The Doomsday Book records that the site was originally a hunting lodge for the de Mandeville family, the Earls of Essex, who used it to entertain Royalty. In 1616 it was sold to Dr Henry Atkins, the Royal physician to King James I and Charles I. By the 1650s it was owned by William Hewer, a friend of Samuel Pepys.

By the 1740s the estate was owned by Thornton family, wealthy wine merchants originally from Hull, with a manor house and extensive gardens occupying the site. The Thornton family fell into debt so that by 1809 the estate passed to Edward Polhill, a City of London banker. In 1824 Polhill sold the house and gardens to local property developer Francis Child, a relative of the Child & Co banking dynasty.

On the gardens of the property Francis Child built Crescent Grove, a prestigious scheme of grand townhouses which is still one of the most sought after addresses in Clapham. On the site of the current Crescent House Francis Child built himself a large Tudor style manor house with main façade and side wings, called Grove Lodge, which was accessed by a sweeping carriage driveway.
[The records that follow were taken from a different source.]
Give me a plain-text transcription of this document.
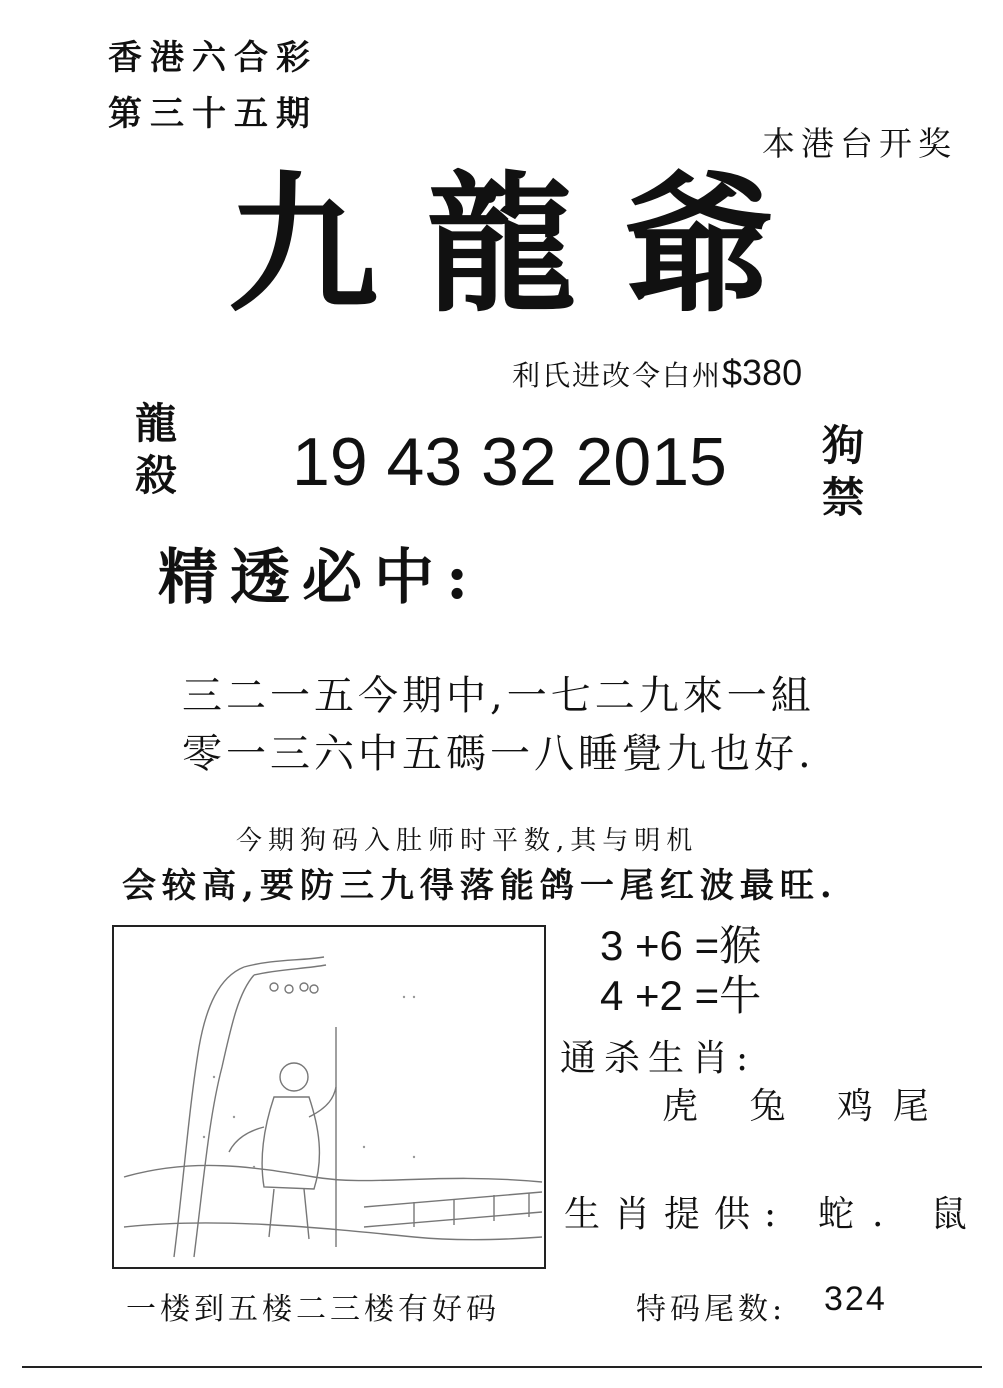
香港六合彩
第三十五期
本港台开奖
九龍爺
利氏进改令白州$380
龍
殺 19 43 32 2015 狗
禁
精透必中:
三二一五今期中,一七二九來一組
零一三六中五碼一八睡覺九也好.
今期狗码入肚师时平数,其与明机
会较高,要防三九得落能鸽一尾红波最旺.
3 +6 =猴
4 +2 =牛
通杀生肖:
虎 兔 鸡尾
生肖提供: 蛇. 鼠
一楼到五楼二三楼有好码	特码尾数: 324
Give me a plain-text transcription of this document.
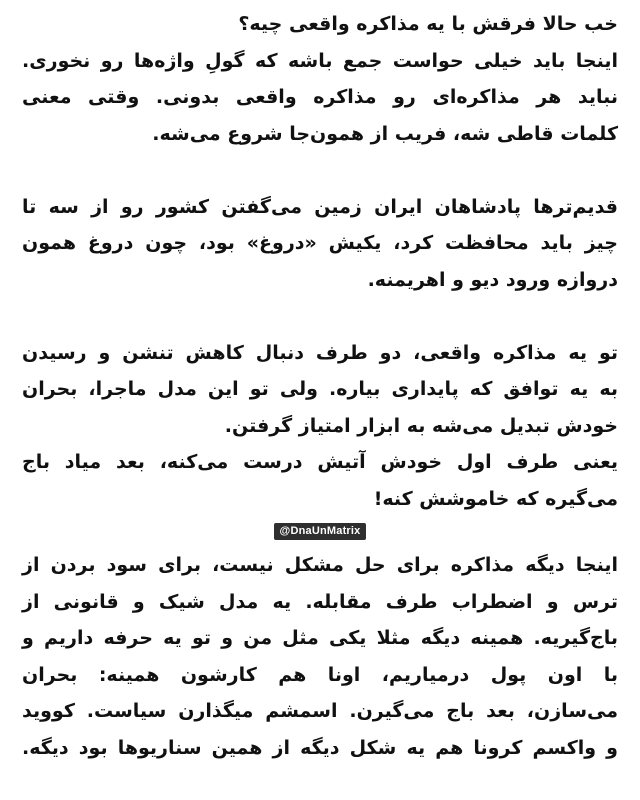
خب حالا فرقش با یه مذاکره واقعی چیه؟
اینجا باید خیلی حواست جمع باشه که گولِ واژه‌ها رو نخوری.
نباید هر مذاکره‌ای رو مذاکره واقعی بدونی. وقتی معنی
کلمات قاطی شه، فریب از همون‌جا شروع می‌شه.
قدیم‌ترها پادشاهان ایران زمین می‌گفتن کشور رو از سه تا
چیز باید محافظت کرد، یکیش «دروغ» بود، چون دروغ همون
دروازه ورود دیو و اهریمنه.
تو یه مذاکره واقعی، دو طرف دنبال کاهش تنشن و رسیدن
به یه توافق که پایداری بیاره. ولی تو این مدل ماجرا، بحران
خودش تبدیل می‌شه به ابزار امتیاز گرفتن.
یعنی طرف اول خودش آتیش درست می‌کنه، بعد میاد باج
می‌گیره که خاموشش کنه!
@DnaUnMatrix
اینجا دیگه مذاکره برای حل مشکل نیست، برای سود بردن از
ترس و اضطراب طرف مقابله. یه مدل شیک و قانونی از
باج‌گیریه. همینه دیگه مثلا یکی مثل من و تو یه حرفه داریم و
با اون پول درمیاریم، اونا هم کارشون همینه: بحران
می‌سازن، بعد باج می‌گیرن. اسمشم میگذارن سیاست. کووید
و واکسم کرونا هم یه شکل دیگه از همین سناریوها بود دیگه.
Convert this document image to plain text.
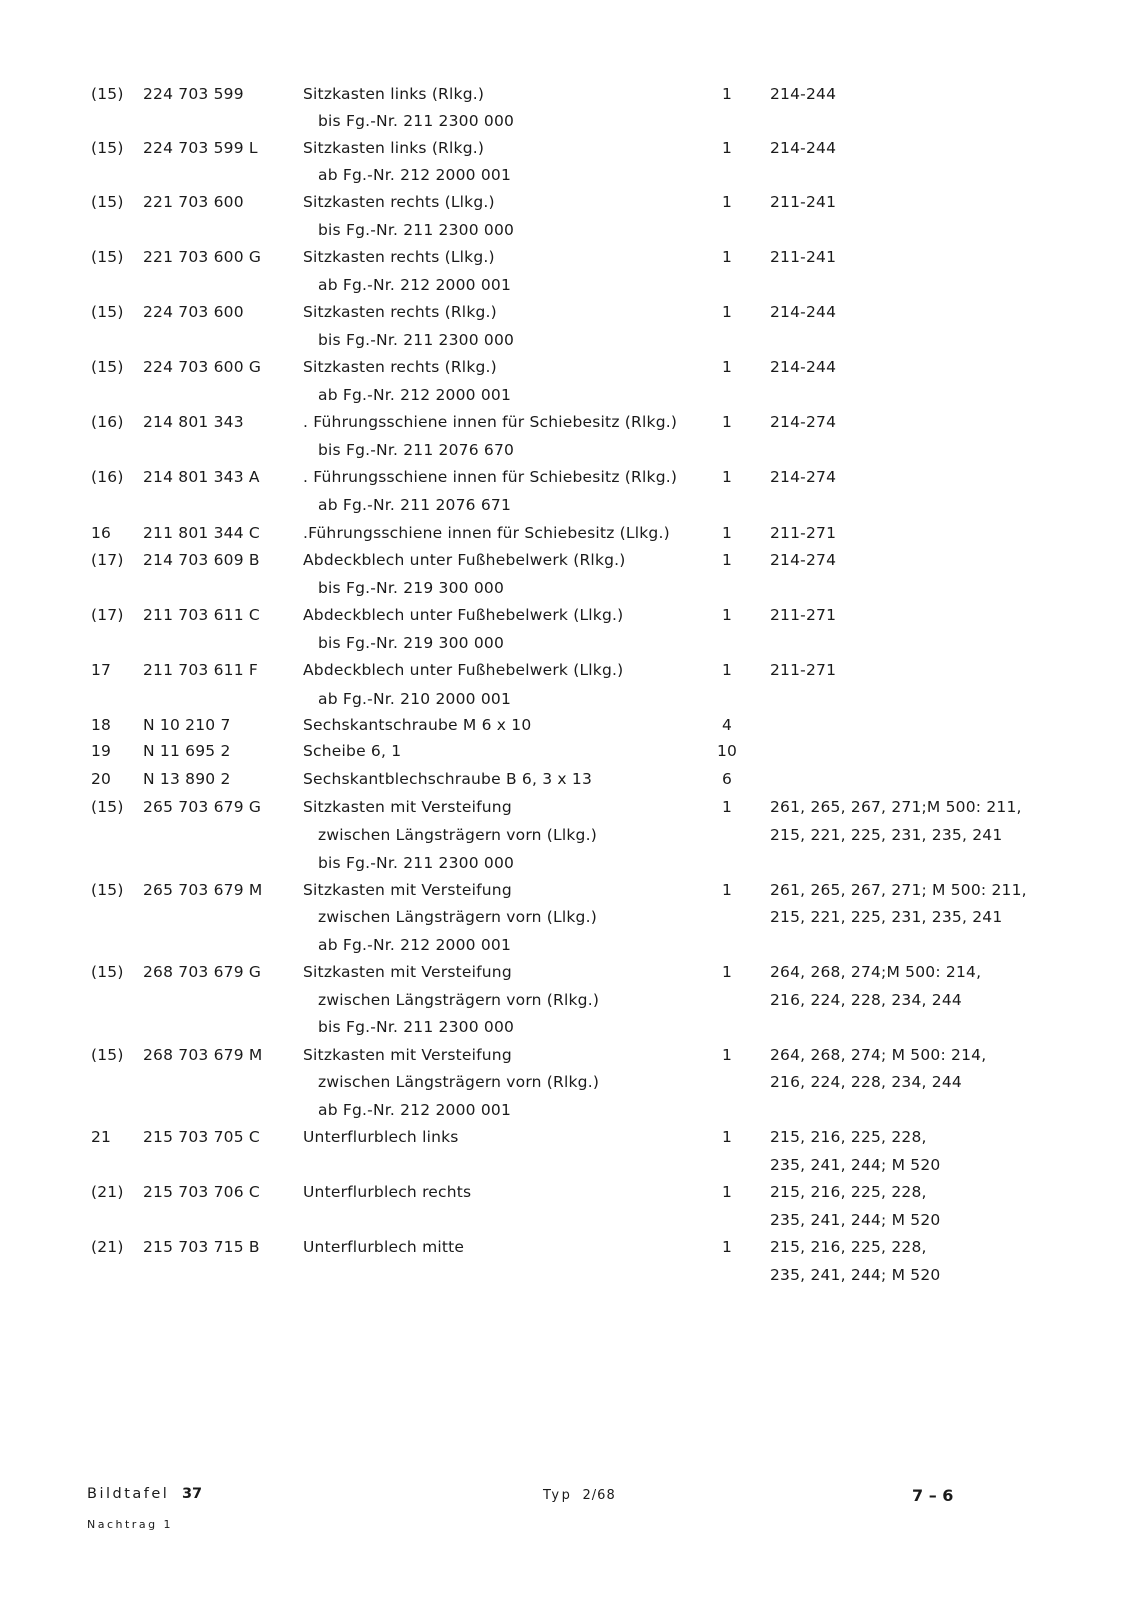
(15) 224 703 599	Sitzkasten links (Rlkg.)	1	214-244
bis Fg.-Nr. 211 2300 000
(15) 224 703 599 L	Sitzkasten links (Rlkg.)	1	214-244
ab Fg.-Nr. 212 2000 001
(15) 221 703 600	Sitzkasten rechts (Llkg.)	1	211-241
bis Fg.-Nr. 211 2300 000
(15) 221 703 600 G	Sitzkasten rechts (Llkg.)	1	211-241
ab Fg.-Nr. 212 2000 001
(15) 224 703 600	Sitzkasten rechts (Rlkg.)	1	214-244
bis Fg.-Nr. 211 2300 000
(15) 224 703 600 G	Sitzkasten rechts (Rlkg.)	1	214-244
ab Fg.-Nr. 212 2000 001
(16) 214 801 343	. Führungsschiene innen für Schiebesitz (Rlkg.)	1	214-274
bis Fg.-Nr. 211 2076 670
(16) 214 801 343 A	. Führungsschiene innen für Schiebesitz (Rlkg.)	1	214-274
ab Fg.-Nr. 211 2076 671
16 211 801 344 C	.Führungsschiene innen für Schiebesitz (Llkg.)	1	211-271
(17) 214 703 609 B	Abdeckblech unter Fußhebelwerk (Rlkg.)	1	214-274
bis Fg.-Nr. 219 300 000
(17) 211 703 611 C	Abdeckblech unter Fußhebelwerk (Llkg.)	1	211-271
bis Fg.-Nr. 219 300 000
17 211 703 611 F	Abdeckblech unter Fußhebelwerk (Llkg.)	1	211-271
ab Fg.-Nr. 210 2000 001
18 N 10 210 7	Sechskantschraube M 6 x 10	4
19 N 11 695 2	Scheibe 6, 1	10
20 N 13 890 2	Sechskantblechschraube B 6, 3 x 13	6
(15) 265 703 679 G	Sitzkasten mit Versteifung	1	261, 265, 267, 271;M 500: 211,
zwischen Längsträgern vorn (Llkg.)	215, 221, 225, 231, 235, 241
bis Fg.-Nr. 211 2300 000
(15) 265 703 679 M	Sitzkasten mit Versteifung	1	261, 265, 267, 271; M 500: 211,
zwischen Längsträgern vorn (Llkg.)	215, 221, 225, 231, 235, 241
ab Fg.-Nr. 212 2000 001
(15) 268 703 679 G	Sitzkasten mit Versteifung	1	264, 268, 274;M 500: 214,
zwischen Längsträgern vorn (Rlkg.)	216, 224, 228, 234, 244
bis Fg.-Nr. 211 2300 000
(15) 268 703 679 M	Sitzkasten mit Versteifung	1	264, 268, 274; M 500: 214,
zwischen Längsträgern vorn (Rlkg.)	216, 224, 228, 234, 244
ab Fg.-Nr. 212 2000 001
21 215 703 705 C	Unterflurblech links	1	215, 216, 225, 228,
235, 241, 244; M 520
(21) 215 703 706 C	Unterflurblech rechts	1	215, 216, 225, 228,
235, 241, 244; M 520
(21) 215 703 715 B	Unterflurblech mitte	1	215, 216, 225, 228,
235, 241, 244; M 520
Bildtafel 37	Typ 2/68	7 – 6
Nachtrag 1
In 1936 Grove Lodge was demolished and replaced in 1937 by the current building, which was built for and occupied by the Union of Post Office workers. Most recently the building served as offices for the Metropolitan Housing Trust before becoming vacant in 2012.

The Crescent House building was designed to incorporate various features from the history of the site. The building retained the footprint and carriage drive of Grove Lodge; with pairs of peasants (from the coat-of-arms of the Earls of Essex) incorporated into the stone friezes on the building, and the oriel windows recalling the architecture of both Grove Lodge and the original Tudor hunting lodge.

Prices have not been set but Stephen Conway, Chief Executive of Galliard Homes said Crescent House: “will be one of the most sought after addresses in Clapham. The elegant manor-house style building will contain outstanding luxury apartments which will appeal to end user buyers wanting to live close to Clapham Common and High Street.”

David Galman, Sales Director at Galliard Homes: “This historic site was once a Royal hunting lodge and manor house, and we will now return the property to its residential origins and deliver one of the best addresses by Clapham Common.  A property of this quality will be in high demand by people who want a prestigious parkside address, security and lateral living space.”